Since the movie completely ignores the emotional structure of the novel, Wright resorts to depicting Karenina and Vronsky in compromising situations. The result is a series of rhapsodic idealized sex scenes. While the characters come together due to passion, the relationship is not just about carnal relations. Over focus on this part of the relationship dynamic undercuts the tragedy of their actions. The movie would have been a thousand times better if it focused on the disintegration of the relationship and Karenina’s moral depravity. Cutting out these elements means the relationship is portrayed as some kind of legendary romance. The only part of the novel that is accurately portrayed is Levin’s relationship with his estate and Kitty. But Wright spends so much time creating a yearning romance, that Levin’s storyline is underdeveloped.

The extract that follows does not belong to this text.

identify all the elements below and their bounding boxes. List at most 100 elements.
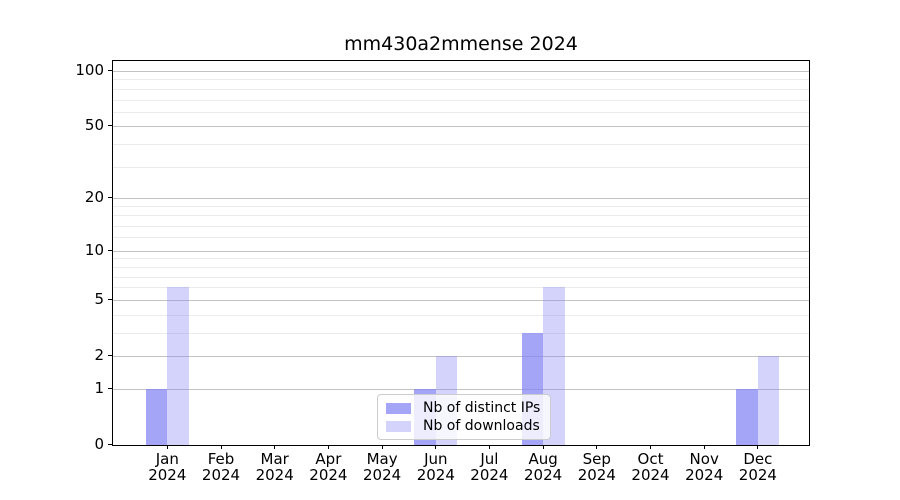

If Wright wanted to turn Anna Karenina into a romance, he should have focused on Levin and Kitty. The evolution of their relationship in the novel would make an excellent film. As it stands, Wright created an extremely stylized adaption of Tolstoy’s novel. This is not a faithful version, it merely masquerades as Tolstoy’s narrative by borrowing elements from the novel. Instead, it comes across as the back-cover synopsis of the novel. It is just too idealistic and romantic. And Anna Karenina is not a love story, it is a warning about believing the mythological cult of love. Read the book.